ALBUQUERQUE (Pakistan Point News / Sputnik - 22nd October, 2019) The Lummi Nation - a Native American tribe in Washington State on the US border with Canada - is challenging in court the construction of Kinder Morgan's natural gas pipeline because it will affect its vital waterways, Lummi Councilman Fredrick Lane told Sputnik.
"Right now, we are fighting fossil fuel projects - the Kinder Morgan pipeline that's going to bring in traffic, tankers," Lane said. "That's a big fight. [The pipeline] affects our waterways and our waterways are our life-lines... That's why we are standing up to it."
On June 18, Canadian Prime Minister Justin Trudeau announced Canada would proceed with the expansion of the controversial Trans Mountain pipeline that will increase oil tanker traffic in the shared waters of Salish Sea by an estimated 700 percent. The pipeline carries crude and refined oil from the Canadian province of Alberta to the coast of British Columbia. Kinder Morgan, one of the largest infrastructure companies based in Texas, is constructing the extension of the Trans Mountain pipeline.
Lane pointed out that although every Native American tribe is different, many have undertaken to defend their sovereignty, and the Lummi have always fought to protect sacred sites.
"The government threw us on these reservations and they are making sure that we are going to be dependent," Lane said. "But now you see a lot of tribes really coming out and standing up for sovereignty, standing up for jurisdiction and standing up against these corporations that are destroying our earth."
Lane stressed the Native Americans' voices are heard and the Lummi Nation will continue to fight the Trans Mountain pipeline project.
"Now we are up against the Canadian government who bought the Kinder Morgan pipeline. So, It's always a challenge," Lane said.
As one of the three largest tribes in Washington State, the Lummi Nation has the population base to make an impact for the sake of future generations, Lane noted.
"We've been standing up against coal ports and fossil fuel mega projects and pipeline projects," Lane said. "We have to stand up and speak up against those who can't speak for themselves - the four-legged, the ones that fly in the sky, the insects, the creatures that crawl on the Earth. It's really important that as American Indians we do that for the future generations."
Lane also said the Lummi Nation has resisted the construction of another proposed project, a deep water coal port at Xwe'chi'eXen, which is a 9,000-year-old burial site and a sacred site for the Lummi.
"We said 'no', they backed up, but it's still always going to be an issue," Lane said.

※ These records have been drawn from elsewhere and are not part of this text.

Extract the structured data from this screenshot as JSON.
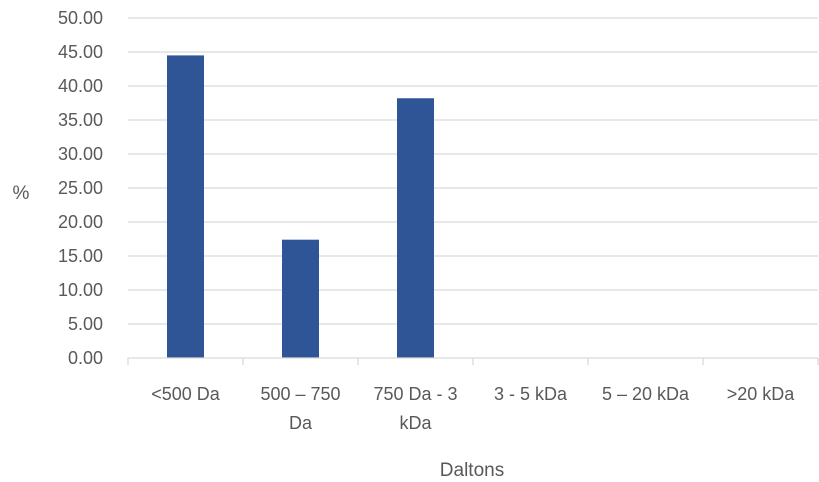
{
  "chart_data": {
    "type": "bar",
    "title": "",
    "xlabel": "Daltons",
    "ylabel": "%",
    "categories": [
      "<500 Da",
      "500 – 750 Da",
      "750 Da - 3 kDa",
      "3 - 5 kDa",
      "5 – 20 kDa",
      ">20 kDa"
    ],
    "category_lines": [
      [
        "<500 Da"
      ],
      [
        "500 – 750",
        "Da"
      ],
      [
        "750 Da - 3",
        "kDa"
      ],
      [
        "3 - 5 kDa"
      ],
      [
        "5 – 20 kDa"
      ],
      [
        ">20 kDa"
      ]
    ],
    "values": [
      44.5,
      17.4,
      38.2,
      0,
      0,
      0
    ],
    "ylim": [
      0,
      50
    ],
    "yticks": [
      "0.00",
      "5.00",
      "10.00",
      "15.00",
      "20.00",
      "25.00",
      "30.00",
      "35.00",
      "40.00",
      "45.00",
      "50.00"
    ],
    "grid": true,
    "legend": "none",
    "bar_color": "#2F5597",
    "grid_color": "#D9D9D9",
    "text_color": "#595959"
  }
}
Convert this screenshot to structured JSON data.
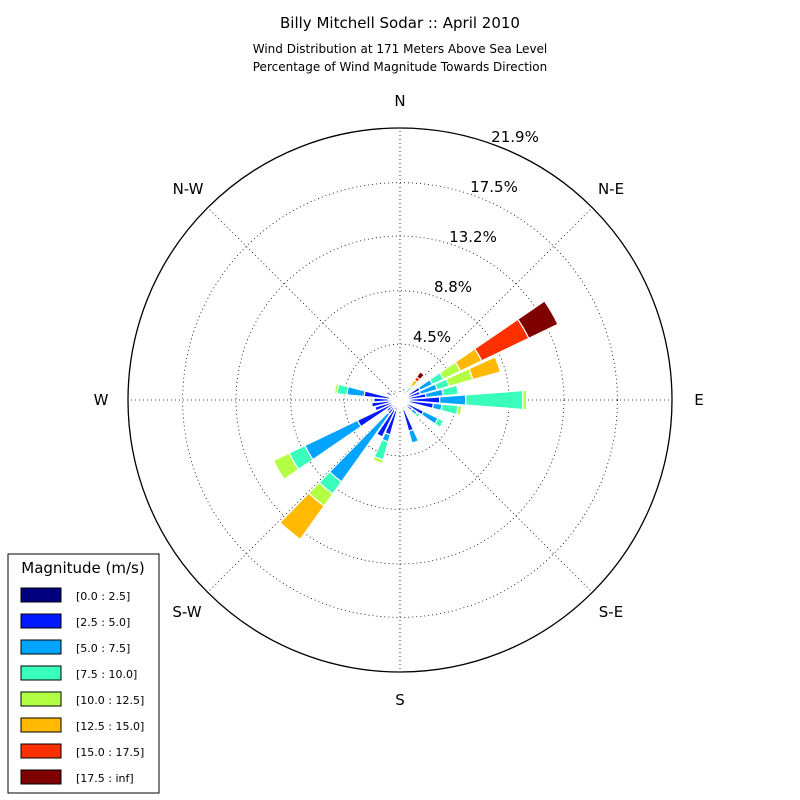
{
  "chart_data": {
    "type": "windrose",
    "title": "Billy Mitchell Sodar :: April 2010",
    "subtitle_lines": [
      "Wind Distribution at 171 Meters Above Sea Level",
      "Percentage of Wind Magnitude Towards Direction"
    ],
    "directions": [
      "N",
      "N-E",
      "E",
      "S-E",
      "S",
      "S-W",
      "W",
      "N-W"
    ],
    "ring_labels": [
      "4.5%",
      "8.8%",
      "13.2%",
      "17.5%",
      "21.9%"
    ],
    "ring_values": [
      4.5,
      8.8,
      13.2,
      17.5,
      21.9
    ],
    "rmax": 21.9,
    "sector_width_deg": 10,
    "legend": {
      "title": "Magnitude (m/s)",
      "bins": [
        {
          "label": "[0.0 : 2.5]",
          "color": "#00007f"
        },
        {
          "label": "[2.5 : 5.0]",
          "color": "#0019ff"
        },
        {
          "label": "[5.0 : 7.5]",
          "color": "#00a4ff"
        },
        {
          "label": "[7.5 : 10.0]",
          "color": "#3affbc"
        },
        {
          "label": "[10.0 : 12.5]",
          "color": "#b2ff43"
        },
        {
          "label": "[12.5 : 15.0]",
          "color": "#ffb900"
        },
        {
          "label": "[15.0 : 17.5]",
          "color": "#ff3000"
        },
        {
          "label": "[17.5 : inf]",
          "color": "#7f0000"
        }
      ]
    },
    "sectors": [
      {
        "bearing": 0,
        "values": [
          0.4,
          0,
          0,
          0,
          0,
          0,
          0,
          0
        ]
      },
      {
        "bearing": 20,
        "values": [
          0.7,
          0.3,
          0,
          0,
          0,
          0,
          0,
          0
        ]
      },
      {
        "bearing": 30,
        "values": [
          0.5,
          0.3,
          0.1,
          0,
          0,
          0,
          0,
          0
        ]
      },
      {
        "bearing": 40,
        "values": [
          0.4,
          0.4,
          0.2,
          0.3,
          0.2,
          0.5,
          0.3,
          0.5
        ]
      },
      {
        "bearing": 60,
        "values": [
          0.8,
          1.0,
          1.1,
          1.0,
          1.5,
          1.9,
          4.2,
          2.6
        ]
      },
      {
        "bearing": 70,
        "values": [
          0.6,
          1.1,
          1.4,
          1.0,
          2.0,
          2.3,
          0,
          0
        ]
      },
      {
        "bearing": 80,
        "values": [
          0.6,
          1.5,
          1.4,
          1.2,
          0,
          0,
          0,
          0
        ]
      },
      {
        "bearing": 90,
        "values": [
          0.8,
          2.4,
          2.1,
          4.6,
          0.3,
          0,
          0,
          0
        ]
      },
      {
        "bearing": 100,
        "values": [
          0.7,
          2.0,
          0.7,
          1.3,
          0.3,
          0,
          0,
          0
        ]
      },
      {
        "bearing": 120,
        "values": [
          0.6,
          1.5,
          1.3,
          0.5,
          0,
          0,
          0,
          0
        ]
      },
      {
        "bearing": 130,
        "values": [
          0.6,
          0.6,
          0.5,
          0.3,
          0,
          0,
          0,
          0
        ]
      },
      {
        "bearing": 150,
        "values": [
          0.5,
          0.3,
          0.1,
          0,
          0,
          0,
          0,
          0
        ]
      },
      {
        "bearing": 160,
        "values": [
          0.8,
          1.8,
          1.0,
          0,
          0,
          0,
          0,
          0
        ]
      },
      {
        "bearing": 180,
        "values": [
          0.5,
          0.3,
          0,
          0,
          0,
          0,
          0,
          0
        ]
      },
      {
        "bearing": 200,
        "values": [
          0.9,
          2.0,
          0.6,
          1.5,
          0.3,
          0,
          0,
          0
        ]
      },
      {
        "bearing": 210,
        "values": [
          0.9,
          2.4,
          0,
          0,
          0,
          0,
          0,
          0
        ]
      },
      {
        "bearing": 220,
        "values": [
          0.8,
          0.6,
          6.7,
          1.2,
          1.2,
          3.3,
          0,
          0
        ]
      },
      {
        "bearing": 230,
        "values": [
          0.5,
          0.8,
          0,
          0,
          0,
          0,
          0,
          0
        ]
      },
      {
        "bearing": 240,
        "values": [
          0.7,
          3.1,
          4.7,
          1.4,
          1.4,
          0,
          0,
          0
        ]
      },
      {
        "bearing": 250,
        "values": [
          0.6,
          1.5,
          0,
          0,
          0,
          0,
          0,
          0
        ]
      },
      {
        "bearing": 260,
        "values": [
          0.8,
          1.5,
          0.1,
          0,
          0,
          0,
          0,
          0
        ]
      },
      {
        "bearing": 270,
        "values": [
          0.9,
          1.2,
          0.1,
          0,
          0,
          0,
          0,
          0
        ]
      },
      {
        "bearing": 280,
        "values": [
          0.8,
          2.1,
          1.4,
          0.8,
          0.2,
          0,
          0,
          0
        ]
      },
      {
        "bearing": 300,
        "values": [
          0.7,
          0.5,
          0,
          0,
          0,
          0,
          0,
          0
        ]
      },
      {
        "bearing": 330,
        "values": [
          0.6,
          0.3,
          0,
          0,
          0,
          0,
          0,
          0
        ]
      }
    ]
  }
}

Lane noted that the Lummi Nation faces jurisdiction-related problems in dealing with local municipalities, counties and the state, but said the Lummi are seeking protection of their rights with the US Federal government as per the 1855 treaty they signed - the Point Elliott Treaty.
"Our treaty is with the US government, that's where we stand up to define our treaty rights, to defend our hunting rights, to define our gathering rights and to stand up for them," Lane said.
Lane explained that the Lummi, a fishing tribe, believe to be survivors of the great flood and the nation's motto is to preserve, protect and promote its way of life or "schelengen."
"We've only been American citizens and been able to vote for the last 96 years and with the oppression that we went through, what we call the American Holocaust, we survived smallpox, boarding schools and tuberculosis," Lane said. "It's up to our generation to stand up, speak up and be a part of our sovereignty in action."
Sovereignty is very important, and we are a sovereign nation, Lane added.
The NCAI is the oldest and largest non-profit organization representing US Native American tribes and the interests of tribal governments and communities.